Getting over a fear of flying

Dave Pizer, Sun Media

, Last Updated: 4:37 PM ET

 

Aerophobia

 

Safest way to travel? Try telling the white-knuckled wreck in Seat 13B. To hell with statistics. It may be much safer to fly in a commercial airplane than to ride in a car, but for years the idea of tearing through the air thousands of feet above the ground in a plane was more than Catherine Beddall could bear.

 

As a child, the 29-year-old used to fly to visit family and friends in Vancouver and Victoria about once a year.

 

When she was 11, Beddall began to realize she was afraid of flying.

 

Her fear worsened over time, and when she was 18, Beddall gave up flying.

 

"When it came time to go visit some friends at UBC when I was in university, I just said I would try taking the bus," recalled Beddall.

 

About one-in-three people have some degree of fear when it comes to flying, but about half of those are so terrified they swear off flying entirely.
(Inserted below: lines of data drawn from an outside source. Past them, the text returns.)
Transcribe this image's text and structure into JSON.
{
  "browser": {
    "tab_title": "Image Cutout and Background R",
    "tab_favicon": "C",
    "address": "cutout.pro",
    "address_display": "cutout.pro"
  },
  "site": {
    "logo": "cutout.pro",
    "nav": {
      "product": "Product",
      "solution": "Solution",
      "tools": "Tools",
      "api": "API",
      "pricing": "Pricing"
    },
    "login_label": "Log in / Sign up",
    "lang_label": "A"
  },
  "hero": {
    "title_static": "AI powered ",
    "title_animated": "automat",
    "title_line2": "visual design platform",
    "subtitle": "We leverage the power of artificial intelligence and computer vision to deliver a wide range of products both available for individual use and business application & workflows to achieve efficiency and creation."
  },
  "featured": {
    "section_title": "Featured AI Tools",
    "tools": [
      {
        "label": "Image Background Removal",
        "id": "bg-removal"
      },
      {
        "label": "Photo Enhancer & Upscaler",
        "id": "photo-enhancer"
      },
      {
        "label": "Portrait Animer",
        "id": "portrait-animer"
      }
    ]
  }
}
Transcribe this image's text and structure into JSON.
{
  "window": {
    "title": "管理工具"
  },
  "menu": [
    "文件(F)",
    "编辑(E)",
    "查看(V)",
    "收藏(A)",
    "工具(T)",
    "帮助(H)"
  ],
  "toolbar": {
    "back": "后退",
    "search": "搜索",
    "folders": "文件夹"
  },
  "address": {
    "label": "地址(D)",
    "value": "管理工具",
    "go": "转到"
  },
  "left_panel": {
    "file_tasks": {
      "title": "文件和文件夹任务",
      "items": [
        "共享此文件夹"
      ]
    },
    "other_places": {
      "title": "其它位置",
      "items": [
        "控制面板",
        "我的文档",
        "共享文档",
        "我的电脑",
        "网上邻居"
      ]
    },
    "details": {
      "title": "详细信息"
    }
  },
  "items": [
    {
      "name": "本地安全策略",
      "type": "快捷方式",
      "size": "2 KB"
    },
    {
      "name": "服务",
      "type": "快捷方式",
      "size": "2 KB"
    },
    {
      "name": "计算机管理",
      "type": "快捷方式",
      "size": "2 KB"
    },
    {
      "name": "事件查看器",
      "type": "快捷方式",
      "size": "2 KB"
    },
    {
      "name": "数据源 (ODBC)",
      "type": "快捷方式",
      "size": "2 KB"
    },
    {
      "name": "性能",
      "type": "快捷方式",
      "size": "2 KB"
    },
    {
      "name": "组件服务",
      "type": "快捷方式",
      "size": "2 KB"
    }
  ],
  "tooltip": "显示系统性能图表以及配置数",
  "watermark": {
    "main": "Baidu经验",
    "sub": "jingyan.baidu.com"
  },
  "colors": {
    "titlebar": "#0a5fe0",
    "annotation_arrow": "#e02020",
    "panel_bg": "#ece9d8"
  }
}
That's when the fear becomes aerophobia.

 

Rachel Dahill-Fuchel, 40, an otherwise fearless New Yorker, gradually became so terrified of flying that eight years ago when her beloved grandmother died, she couldn't bring herself to fly to the funeral.

 

Dahill-Fuchel and her husband changed their honeymoon plans 13 years ago from a flight to Paris to a road trip up to the Adirondacks, which she admits was probably "infinitely more dangerous."

 

Dahill-Fuchel said flying gave her a sense of imminent doom. "Everything from physical trembling to sobbing uncontrollably, to praying," said Dahill-Fuchel.

 

Both Beddall and Dahill-Fuchel have taken a course called SOAR -- Seminars on Aeroanxiety Relief -- to overcome their fear. Capt. Tom Bunn, a retired commercial pilot and licensed therapist, founded the course. It teaches the physics of airplane flight to help fearful flyers understand why flying isn't as risky as it feels.

 

Bunn said people who are afraid of flying lose control of their emotions because they feel like they're not in control of the situation and there's no escape.

 

"They think 'The plane is going to fall. I'm going to panic... My children are going to be orphans,'" said Bunn.

 

Since taking SOAR both Beddall and Dahill-Fuchel have taken to the friendly sky.

 

In fact, this past August, Beddall flew to Italy with her fiancee to get married.